In questo contesto Intesa Sanpaolo annuncia un plafond destinato alle PMI del territorio pari a 1 miliardo di euro, finalizzato a stimolare gli investimenti in economia circolare e sostenibilità delle aziende del territorio della Direzione Regionale Milano, Monza e Brianza di Intesa Sanpaolo, guidata da Pierluigi Monceri. Il plafond si inserisce nell’ambito di Motore Italia, il programma strategico di Intesa Sanpaolo per favorire investimenti nella transizione energetica, sostenibile e digitale delle imprese riservando al tessuto produttivo dell’intera regione 13 miliardi di euro. L’evento di Milano, che si è svolto presso Cariplo Factory, ha illustrato e approfondito le opportunità e le tematiche legate agli obiettivi ESG, le aree di intervento strutturale e finanziario per consolidare il posizionamento competitivo delle PMI con ritorni stabili nel tempo, creando valore condiviso con tutti gli stakeholder e correlando le decisioni di natura economica e finanziaria ai loro impatti ambientali, sociali e di corretta governance.
Ad aprire l’incontro Marco Noseda, Chief Impact and Strategy Officer Cariplo Factory, cui è seguita la presentazione dello studio “Verso una transizione sostenibile: scenari e opportunità per le imprese di Milano e Monza e Brianza” di Enrica Spiga della Direzione Studi e Ricerche Intesa Sanpaolo e l’intervento del Direttore Regionale Milano, Monza e Brianza Intesa Sanpaolo Pierluigi Monceri per illustrare gli obiettivi del Laboratorio ESG come iniziativa concreta per accompagnare le imprese verso modelli di business sostenibili.
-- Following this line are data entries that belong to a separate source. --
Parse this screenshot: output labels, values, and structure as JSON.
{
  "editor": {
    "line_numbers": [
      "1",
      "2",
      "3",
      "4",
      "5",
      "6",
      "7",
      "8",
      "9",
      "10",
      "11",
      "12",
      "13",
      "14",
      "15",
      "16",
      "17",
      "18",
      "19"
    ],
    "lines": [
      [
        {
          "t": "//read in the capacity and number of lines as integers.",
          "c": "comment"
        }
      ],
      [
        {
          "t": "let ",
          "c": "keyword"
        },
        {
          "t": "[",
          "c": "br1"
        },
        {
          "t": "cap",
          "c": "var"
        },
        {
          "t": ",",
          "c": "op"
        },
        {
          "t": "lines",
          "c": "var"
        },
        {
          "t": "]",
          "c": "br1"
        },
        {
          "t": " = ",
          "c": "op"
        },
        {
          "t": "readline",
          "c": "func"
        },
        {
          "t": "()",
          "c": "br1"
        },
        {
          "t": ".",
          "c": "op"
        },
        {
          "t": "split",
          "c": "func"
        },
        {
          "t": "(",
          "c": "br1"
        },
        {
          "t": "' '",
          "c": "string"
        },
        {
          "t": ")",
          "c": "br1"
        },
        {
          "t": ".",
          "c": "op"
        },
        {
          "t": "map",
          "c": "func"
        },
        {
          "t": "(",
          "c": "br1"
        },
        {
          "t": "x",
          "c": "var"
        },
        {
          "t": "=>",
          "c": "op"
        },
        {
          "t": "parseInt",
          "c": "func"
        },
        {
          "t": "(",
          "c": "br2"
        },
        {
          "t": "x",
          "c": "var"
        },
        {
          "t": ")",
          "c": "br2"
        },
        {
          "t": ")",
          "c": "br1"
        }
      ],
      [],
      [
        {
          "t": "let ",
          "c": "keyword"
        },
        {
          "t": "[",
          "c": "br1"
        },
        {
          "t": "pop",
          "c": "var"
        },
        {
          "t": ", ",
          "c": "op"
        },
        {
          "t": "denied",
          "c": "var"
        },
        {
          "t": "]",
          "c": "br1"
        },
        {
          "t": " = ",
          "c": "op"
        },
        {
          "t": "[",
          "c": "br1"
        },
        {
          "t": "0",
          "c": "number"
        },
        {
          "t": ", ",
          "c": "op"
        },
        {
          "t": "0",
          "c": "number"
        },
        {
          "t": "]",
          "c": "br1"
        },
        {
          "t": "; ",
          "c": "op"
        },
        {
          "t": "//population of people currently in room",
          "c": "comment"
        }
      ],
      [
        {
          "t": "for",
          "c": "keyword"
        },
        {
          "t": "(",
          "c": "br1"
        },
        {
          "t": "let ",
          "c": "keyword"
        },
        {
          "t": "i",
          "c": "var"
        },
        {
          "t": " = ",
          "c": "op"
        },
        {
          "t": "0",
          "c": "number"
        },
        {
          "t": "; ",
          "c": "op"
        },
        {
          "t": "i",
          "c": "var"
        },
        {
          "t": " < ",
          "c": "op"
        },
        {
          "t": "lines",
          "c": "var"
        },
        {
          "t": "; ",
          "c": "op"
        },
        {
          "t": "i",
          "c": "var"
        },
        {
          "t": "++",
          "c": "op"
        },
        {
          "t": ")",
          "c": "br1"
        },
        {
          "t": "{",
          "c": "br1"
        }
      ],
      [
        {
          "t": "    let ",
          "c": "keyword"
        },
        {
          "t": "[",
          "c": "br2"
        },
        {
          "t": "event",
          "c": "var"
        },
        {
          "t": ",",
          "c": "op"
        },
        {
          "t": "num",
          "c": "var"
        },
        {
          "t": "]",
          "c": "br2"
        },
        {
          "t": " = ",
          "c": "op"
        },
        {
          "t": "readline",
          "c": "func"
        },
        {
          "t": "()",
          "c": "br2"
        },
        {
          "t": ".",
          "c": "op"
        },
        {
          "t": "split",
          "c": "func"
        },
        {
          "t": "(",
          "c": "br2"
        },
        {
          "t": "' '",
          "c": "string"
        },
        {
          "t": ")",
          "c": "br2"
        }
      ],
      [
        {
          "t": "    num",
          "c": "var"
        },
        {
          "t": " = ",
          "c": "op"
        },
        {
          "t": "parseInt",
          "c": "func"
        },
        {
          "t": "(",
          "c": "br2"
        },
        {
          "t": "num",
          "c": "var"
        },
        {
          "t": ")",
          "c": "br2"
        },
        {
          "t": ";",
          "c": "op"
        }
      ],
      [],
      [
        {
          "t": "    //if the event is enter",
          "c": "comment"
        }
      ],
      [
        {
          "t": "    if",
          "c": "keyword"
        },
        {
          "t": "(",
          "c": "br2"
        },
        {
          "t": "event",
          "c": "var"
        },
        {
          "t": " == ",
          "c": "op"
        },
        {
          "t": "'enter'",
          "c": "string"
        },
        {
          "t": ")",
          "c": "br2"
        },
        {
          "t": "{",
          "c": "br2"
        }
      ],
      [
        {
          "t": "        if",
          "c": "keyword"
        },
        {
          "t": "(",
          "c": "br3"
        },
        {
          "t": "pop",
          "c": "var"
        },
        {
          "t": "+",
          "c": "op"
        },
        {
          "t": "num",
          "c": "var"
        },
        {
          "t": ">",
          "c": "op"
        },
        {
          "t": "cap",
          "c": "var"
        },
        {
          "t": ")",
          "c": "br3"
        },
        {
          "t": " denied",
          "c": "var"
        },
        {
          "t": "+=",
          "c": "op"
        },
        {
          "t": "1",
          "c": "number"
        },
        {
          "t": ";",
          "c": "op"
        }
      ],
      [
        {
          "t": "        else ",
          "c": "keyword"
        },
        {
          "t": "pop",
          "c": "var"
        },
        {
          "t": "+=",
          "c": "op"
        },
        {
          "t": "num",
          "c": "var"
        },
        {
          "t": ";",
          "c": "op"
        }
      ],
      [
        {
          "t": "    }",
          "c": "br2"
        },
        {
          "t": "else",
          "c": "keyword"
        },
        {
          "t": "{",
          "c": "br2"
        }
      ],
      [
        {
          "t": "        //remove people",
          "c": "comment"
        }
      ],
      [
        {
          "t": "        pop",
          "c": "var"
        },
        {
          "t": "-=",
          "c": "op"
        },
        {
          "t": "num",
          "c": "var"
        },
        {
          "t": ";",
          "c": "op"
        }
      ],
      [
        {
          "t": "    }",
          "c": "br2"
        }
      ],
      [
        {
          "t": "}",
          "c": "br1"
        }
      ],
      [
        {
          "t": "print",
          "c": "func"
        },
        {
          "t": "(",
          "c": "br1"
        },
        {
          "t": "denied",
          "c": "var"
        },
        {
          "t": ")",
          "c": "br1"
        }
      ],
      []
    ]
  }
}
A seguire gli interventi di Sergio Rossi, Vice Segretario Generale Camera di Commercio Milano Monza Brianza Lodi, Danilo Maiocchi, Direttore Generale Innexta scrl, Diana Pozzoli, Vice Direttore Area Scientifica e Tecnologica Fondazione Cariplo e per Intesa Sanpaolo Innovation Center Massimiano Tellini responsabile circular economy e Daniele Accardi, responsabile Circular Economy Lab.
A conferma di un quadro economico e sociale nel quale l’attenzione all’ambiente, la transizione verso un’economia digitalizzata e green diventano determinanti per il sistema manifatturiero, il Laboratorio ESG, grazie all’accordo tra Intesa Sanpaolo, Camera di commercio di Milano Monza Brianza Lodi, Innexta, Fondazione Cariplo e Cariplo Factory si pone come acceleratore per la crescita sostenibile delle PMI dei territori di Milano, di Monza e della Brianza e per la creazione di valore collettivo sociale e ambientale nella logica del più esteso coinvolgimento di imprese e di operatori volto alla realizzazione del PNRR. L’obiettivo è favorire e affiancare investimenti improcrastinabili e opportunità di crescita irrinunciabili nell’attuale fase di rilancio dell’economia italiana, combinando esigenze delle PMI con le competenze dei migliori stakeholders.
L’iniziativa è nata in collaborazione con Intesa Sanpaolo Innovation Center, società del Gruppo guidata da Maurizio Montagnese che esplora scenari e tendenze future, sviluppa progetti di ricerca applicata, supporta startup ad alto potenziale e accelera la trasformazione delle imprese secondo i criteri dell’open innovation e dell’economia circolare. La partnership tra Intesa Sanpaolo Innovation Center e Cariplo Factory, polo milanese dedicato all’open innovation e alla valorizzazione dei nuovi talenti di Fondazione Cariplo, ha portato al lancio nel 2019 del primo Circular Economy Lab in Italia, con l’obiettivo di accompagnare la transizione delle imprese italiane verso il nuovo modello economico-produttivo circolare, generando nuove opportunità di business e creando valore e crescita con iniziative di open innovation.
La Camera di commercio di Milano Monza Brianza e Lodi favorisce la consapevolezza in tema di sostenibilità ambientale quale fattore di sviluppo e di competitività con l’obiettivo di accompagnare le piccole e medie imprese verso la doppia transizione digitale ed ecologica, attraverso diversi strumenti
finalizzati a incrementare le competenze delle imprese e il sostegno agli investimenti tecnologici e green delle imprese tramite voucher, con l’obiettivo di promuovere la sperimentazione, prototipazione e messa sul mercato di soluzioni, prodotti e servizi innovativi e sostenibili.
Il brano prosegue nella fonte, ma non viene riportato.